The title says it all. And by how many percentage points do you predict that the acceptance rate will drop or increase for each school? I’m curious about what you guys think
I’m not an expert on this by any means but my guess is Harvard. They’ve actually announced that they’re going to accept less people so that they can pull more people off of the waitlist. Last year nobody who was waitlisted was accepted, and I guess they didn’t like that.
^The issue is that there was overenrollment at Harvard. Of the accepted students, more matriculated than they expected. It is not that they want to use a waitlist just for the sake of it. This year, to avoid more overenrollment than crowding, they will admit fewer students, then go to their waitlist if needed, if enough accepted students choose Yale or MIT or Stanford or Amherst or Williams, etc., above Harvard and there is room in the class.
Either Princeton or Penn. The former’s prestige keeps on rising and Penn is getting more and more popular for international students. Would not be surprised to see Princeton dip below 6% and Penn to be ~8% or under.

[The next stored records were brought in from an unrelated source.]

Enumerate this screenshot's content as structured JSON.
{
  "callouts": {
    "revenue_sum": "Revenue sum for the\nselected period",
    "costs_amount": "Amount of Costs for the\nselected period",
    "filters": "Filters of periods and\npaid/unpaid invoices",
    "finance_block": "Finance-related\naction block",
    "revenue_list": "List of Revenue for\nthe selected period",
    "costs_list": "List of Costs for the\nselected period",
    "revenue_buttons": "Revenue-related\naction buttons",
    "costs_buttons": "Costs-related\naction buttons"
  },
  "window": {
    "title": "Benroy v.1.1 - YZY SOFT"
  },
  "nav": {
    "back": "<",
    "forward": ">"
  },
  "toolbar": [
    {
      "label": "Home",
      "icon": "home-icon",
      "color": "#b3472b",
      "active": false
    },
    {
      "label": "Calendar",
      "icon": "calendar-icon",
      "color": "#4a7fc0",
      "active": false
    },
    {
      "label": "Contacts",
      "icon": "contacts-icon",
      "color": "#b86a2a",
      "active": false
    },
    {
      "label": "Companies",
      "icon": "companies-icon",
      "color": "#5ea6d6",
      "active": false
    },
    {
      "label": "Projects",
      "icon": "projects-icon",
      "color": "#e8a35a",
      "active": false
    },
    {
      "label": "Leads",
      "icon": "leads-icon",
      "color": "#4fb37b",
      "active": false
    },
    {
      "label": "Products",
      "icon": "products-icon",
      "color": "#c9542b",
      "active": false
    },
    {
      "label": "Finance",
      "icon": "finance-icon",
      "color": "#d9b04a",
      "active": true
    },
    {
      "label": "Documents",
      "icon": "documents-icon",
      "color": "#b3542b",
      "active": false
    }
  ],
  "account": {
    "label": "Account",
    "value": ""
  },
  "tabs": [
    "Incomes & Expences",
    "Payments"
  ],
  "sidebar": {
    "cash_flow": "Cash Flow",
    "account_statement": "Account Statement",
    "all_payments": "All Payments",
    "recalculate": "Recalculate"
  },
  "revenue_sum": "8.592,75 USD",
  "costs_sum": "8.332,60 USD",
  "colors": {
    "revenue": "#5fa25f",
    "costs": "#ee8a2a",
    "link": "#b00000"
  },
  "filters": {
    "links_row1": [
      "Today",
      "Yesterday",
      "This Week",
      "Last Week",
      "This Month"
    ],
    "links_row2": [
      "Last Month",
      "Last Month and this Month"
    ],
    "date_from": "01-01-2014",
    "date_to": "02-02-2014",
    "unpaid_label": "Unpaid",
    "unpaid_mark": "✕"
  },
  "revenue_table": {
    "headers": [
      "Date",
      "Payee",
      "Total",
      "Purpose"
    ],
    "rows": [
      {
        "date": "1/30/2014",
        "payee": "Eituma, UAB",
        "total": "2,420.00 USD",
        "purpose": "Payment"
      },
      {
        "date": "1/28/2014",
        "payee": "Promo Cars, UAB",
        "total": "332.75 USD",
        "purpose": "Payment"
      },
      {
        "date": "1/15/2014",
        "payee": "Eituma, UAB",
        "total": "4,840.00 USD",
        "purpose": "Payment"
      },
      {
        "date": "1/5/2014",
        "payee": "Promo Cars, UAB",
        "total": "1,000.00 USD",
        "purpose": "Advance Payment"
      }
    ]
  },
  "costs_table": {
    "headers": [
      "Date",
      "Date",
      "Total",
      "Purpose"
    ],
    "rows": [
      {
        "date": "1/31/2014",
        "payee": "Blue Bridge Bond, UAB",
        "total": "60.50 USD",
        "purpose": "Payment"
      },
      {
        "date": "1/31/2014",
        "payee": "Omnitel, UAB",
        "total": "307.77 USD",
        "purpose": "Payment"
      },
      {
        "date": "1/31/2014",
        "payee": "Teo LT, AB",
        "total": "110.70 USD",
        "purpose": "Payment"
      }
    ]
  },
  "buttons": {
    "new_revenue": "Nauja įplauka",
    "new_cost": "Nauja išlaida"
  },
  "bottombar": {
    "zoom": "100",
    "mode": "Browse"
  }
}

@h0kulani By how much do you think it will decrease? It’s already at 5.2% I believe. I actually don’t expect Harvard to drop that much since its acceptance rate is so low already
I believe it is going to be Cornell. The acceptance rate dropped 1.5 percentage points last year (from 14% to 12.5%) which was more than any other school. And it’s dropped ten percentage points within the last ten years. I think it’s because the amount of applications increase by a lot each year and since it has the highest acceptance rate it is easier to reduce it. Whereas schools like Harvard can’t go too much lower (they are already at 5% where are they going to go? 0%?)